The queen in your photo has a nice shiny hairless thorax so looks like the old queen.
Let us know how you get on.


----------



## Daniel SGa (Feb 8, 2015)

If that is a 10 frame brood box, I would put the tenth frame in there to get the bee space right before burr comb is on the sides. Looks like a good strong hive that could be drawing out plenty foundation right now.
Daniel


----------



## dharmaworker (Jul 2, 2015)

Update ::: I made the split two Saturdays ago and checked on the nuc which had the queen. She isn't laying and the hive has been robbed and I found no larve or eggs. Some capped brood but looks like they're dead. Some half emerged. I'm wondering if that is a virgin queen in there. If so, wouldn't she have mated already?


----------



## dharmaworker (Jul 2, 2015)

Also, maybe 1-2 frames at best of bees. They will not be lasting long. Any quick ideas to at least save the queen or help her lay?

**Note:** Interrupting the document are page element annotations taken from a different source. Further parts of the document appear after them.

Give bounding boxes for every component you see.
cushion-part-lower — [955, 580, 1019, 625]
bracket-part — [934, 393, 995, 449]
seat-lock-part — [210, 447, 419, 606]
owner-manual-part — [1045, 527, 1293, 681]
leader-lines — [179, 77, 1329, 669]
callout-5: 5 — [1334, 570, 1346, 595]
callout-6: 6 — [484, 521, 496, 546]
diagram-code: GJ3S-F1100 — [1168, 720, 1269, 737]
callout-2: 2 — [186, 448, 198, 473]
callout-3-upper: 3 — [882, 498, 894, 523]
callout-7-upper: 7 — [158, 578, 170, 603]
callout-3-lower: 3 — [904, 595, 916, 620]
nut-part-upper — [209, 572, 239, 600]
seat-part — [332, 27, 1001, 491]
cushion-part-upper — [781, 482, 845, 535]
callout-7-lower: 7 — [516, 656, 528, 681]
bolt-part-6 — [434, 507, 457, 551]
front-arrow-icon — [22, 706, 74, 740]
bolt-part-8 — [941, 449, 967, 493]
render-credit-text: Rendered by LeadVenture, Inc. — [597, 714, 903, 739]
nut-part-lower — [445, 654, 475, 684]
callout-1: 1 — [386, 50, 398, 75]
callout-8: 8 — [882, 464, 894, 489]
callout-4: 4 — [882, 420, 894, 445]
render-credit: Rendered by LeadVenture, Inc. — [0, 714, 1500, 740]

The parent hive is still booming.


----------



## ericweller (Jan 10, 2013)

dharmaworker said:


> Also, maybe 1-2 frames at best of bees. They will not be lasting long. Any quick ideas to at least save the queen or help her lay?
> 
> The parent hive is still booming.


Add a frame of eggs and see what the bees do with it. If they don't make a QC, give her a week to see what happens. If she doesn't start laying, get a new queen or pinch her and combine with the old hive.


----------